AGAPE CHILD VISITATIONS SERVICES

Exceeding Your Expectations

Agape Child Visitations has earned its positive reputation because we go out of our way to provide truly exceptional service to each of our customers. We understand that your needs can change last minute, and we’re ready to adapt our services quickly to ensure your success. Read on to learn more about what we can do for you.

Parents and Legal Guardian Information

Being with your children in the presence of someone else may be uncomfortable for you, at least in the beginning. You probably have many questions and concerns, and that is perfectly understandable. Do your best to focus on your relationship with your children. Your patience and commitment are important during this time.

Here are some suggestions that might be helpful to you:

  • Read the court order.

  • Arrive and depart on time.

  • Avoid discussing the court case or terms of the visit with your children.

  • Avoid quizzing your children about the other parent’s activities and relationships.

  • Avoid making your children messengers to the other parent.

  • Say brief and positive good-byes to your children when the visit is over.
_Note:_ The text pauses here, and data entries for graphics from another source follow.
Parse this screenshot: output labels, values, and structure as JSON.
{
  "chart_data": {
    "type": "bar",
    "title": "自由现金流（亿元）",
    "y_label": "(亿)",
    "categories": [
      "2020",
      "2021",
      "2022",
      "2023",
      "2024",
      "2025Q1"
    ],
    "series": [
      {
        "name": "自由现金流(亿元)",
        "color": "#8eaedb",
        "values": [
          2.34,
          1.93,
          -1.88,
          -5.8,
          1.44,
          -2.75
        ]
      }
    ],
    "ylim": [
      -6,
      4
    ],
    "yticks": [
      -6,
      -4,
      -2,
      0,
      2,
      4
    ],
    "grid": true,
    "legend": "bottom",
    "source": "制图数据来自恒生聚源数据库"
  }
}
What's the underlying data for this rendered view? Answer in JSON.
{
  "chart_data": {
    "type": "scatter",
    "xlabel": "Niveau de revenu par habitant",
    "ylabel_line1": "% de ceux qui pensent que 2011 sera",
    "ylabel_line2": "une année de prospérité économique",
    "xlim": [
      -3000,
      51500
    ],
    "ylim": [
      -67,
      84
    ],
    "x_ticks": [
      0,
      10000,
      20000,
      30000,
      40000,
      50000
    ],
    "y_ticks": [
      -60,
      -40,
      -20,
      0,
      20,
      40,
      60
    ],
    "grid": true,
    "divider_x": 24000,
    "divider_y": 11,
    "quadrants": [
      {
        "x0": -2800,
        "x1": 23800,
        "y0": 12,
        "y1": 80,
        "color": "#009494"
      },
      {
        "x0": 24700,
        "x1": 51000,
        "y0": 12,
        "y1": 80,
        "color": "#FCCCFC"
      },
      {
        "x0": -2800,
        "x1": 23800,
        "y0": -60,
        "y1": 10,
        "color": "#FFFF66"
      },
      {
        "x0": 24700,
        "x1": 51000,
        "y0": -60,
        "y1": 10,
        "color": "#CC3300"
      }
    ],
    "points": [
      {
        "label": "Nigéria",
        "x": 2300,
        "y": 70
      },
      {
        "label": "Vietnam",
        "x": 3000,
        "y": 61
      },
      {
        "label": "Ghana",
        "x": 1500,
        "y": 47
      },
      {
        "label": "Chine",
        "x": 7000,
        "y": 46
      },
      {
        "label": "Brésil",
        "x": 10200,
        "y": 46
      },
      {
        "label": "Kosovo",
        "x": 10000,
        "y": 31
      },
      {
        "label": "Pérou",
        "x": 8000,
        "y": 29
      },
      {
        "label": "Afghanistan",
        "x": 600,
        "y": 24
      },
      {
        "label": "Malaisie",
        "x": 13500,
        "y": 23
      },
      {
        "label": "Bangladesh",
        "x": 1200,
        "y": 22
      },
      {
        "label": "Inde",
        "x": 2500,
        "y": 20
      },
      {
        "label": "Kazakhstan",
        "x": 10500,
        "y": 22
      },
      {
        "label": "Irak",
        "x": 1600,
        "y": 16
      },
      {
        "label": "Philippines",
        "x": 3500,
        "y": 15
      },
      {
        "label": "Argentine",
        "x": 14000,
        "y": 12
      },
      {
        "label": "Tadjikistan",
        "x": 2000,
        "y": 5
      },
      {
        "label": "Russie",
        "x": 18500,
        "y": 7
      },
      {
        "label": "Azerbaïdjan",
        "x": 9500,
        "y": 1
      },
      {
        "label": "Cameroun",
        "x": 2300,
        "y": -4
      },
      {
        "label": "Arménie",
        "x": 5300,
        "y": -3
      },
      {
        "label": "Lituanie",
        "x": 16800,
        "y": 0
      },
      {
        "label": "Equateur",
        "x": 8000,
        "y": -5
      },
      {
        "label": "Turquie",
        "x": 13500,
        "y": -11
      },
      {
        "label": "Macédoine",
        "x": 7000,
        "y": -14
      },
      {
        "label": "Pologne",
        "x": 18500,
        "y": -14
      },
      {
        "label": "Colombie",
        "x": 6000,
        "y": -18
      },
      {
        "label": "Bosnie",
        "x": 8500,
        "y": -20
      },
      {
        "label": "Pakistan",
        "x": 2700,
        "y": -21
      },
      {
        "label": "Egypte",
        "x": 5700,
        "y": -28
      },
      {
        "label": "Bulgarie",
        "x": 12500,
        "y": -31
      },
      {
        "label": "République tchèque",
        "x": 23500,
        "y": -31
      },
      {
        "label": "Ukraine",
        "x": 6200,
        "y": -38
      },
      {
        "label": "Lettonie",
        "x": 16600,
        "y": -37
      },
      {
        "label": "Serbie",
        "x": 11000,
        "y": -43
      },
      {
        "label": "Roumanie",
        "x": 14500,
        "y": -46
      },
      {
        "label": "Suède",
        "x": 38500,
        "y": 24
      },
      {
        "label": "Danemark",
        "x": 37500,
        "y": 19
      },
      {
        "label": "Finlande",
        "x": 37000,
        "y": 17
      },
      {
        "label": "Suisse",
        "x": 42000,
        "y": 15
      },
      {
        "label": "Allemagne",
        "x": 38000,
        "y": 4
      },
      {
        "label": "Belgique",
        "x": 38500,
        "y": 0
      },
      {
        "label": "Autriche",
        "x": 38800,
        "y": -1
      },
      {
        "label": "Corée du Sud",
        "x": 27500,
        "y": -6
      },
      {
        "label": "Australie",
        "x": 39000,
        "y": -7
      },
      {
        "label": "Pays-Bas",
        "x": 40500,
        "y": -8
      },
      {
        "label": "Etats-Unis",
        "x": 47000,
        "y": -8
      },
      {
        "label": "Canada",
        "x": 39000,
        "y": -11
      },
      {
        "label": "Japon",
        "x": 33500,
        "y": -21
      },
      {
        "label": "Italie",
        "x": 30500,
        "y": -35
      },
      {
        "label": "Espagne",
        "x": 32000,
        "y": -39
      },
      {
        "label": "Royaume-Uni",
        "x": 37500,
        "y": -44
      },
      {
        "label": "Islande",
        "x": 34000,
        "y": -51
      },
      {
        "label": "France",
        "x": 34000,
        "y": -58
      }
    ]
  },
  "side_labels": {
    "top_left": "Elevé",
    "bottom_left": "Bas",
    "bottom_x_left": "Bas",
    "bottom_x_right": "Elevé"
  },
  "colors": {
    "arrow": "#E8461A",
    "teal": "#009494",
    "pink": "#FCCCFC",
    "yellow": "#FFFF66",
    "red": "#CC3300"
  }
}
Tips for the custodial parent
Supervised visitation can also be a challenge for you. Typically you have been taking care of your children’s everyday needs and have a routine for yourself and your family. Supervised visitation can sometimes feel like 1 more responsibility. Of course, you also have concerns and questions about the visits and how they will affect your children. This is understandable.

Here are a few suggestions that might help you in the process:

  • Read the court order.

  • Explain to your children where and when the visits will take place.

  • Have your children ready with anything they will need during the visits.

  • Arrive on time to drop off and pick up your children.

  • Reassure your children that you support them in having a pleasant visit.

  • Avoid quizzing your children about the visit.

  • Avoid making your children messengers to the other parent.


What Parents Can Do to Help:

  • Developing a visitation schedule by working with the child;

  • Establishing a predictable schedule that is flexible enough to allow for the child's activities;

  • Consistently applying family rules and expectations; and

  • Avoiding the assumption that a child's mood swings or behavioral acting out is caused by the other parent.



Conclusions

  • Unless special circumstances exist, children generally fare best when they have the emotional and financial support and ongoing involvement of both parents. The lack of involvement of one or both parents may lead to developmental problems later on in the child's life. Children adjust much better to crisis and loss if their parents work together to develop healthy ways of communicating, reducing conflict, and resolving problems. Parents can help their children adjust to separation from a parent by establishing a visitation schedule that focuses on the needs of their children. Children's needs change as they grow older and move from one developmental phase to the next. For this reason, each visitation schedule must be flexible, changing in duration and frequency as the child gets older and moves from one stage of development to the next. It is important for parents to remember that formation of a positive parent-child relationship is a life-long process, and that the key to a successful relationship is the quality of time spent together.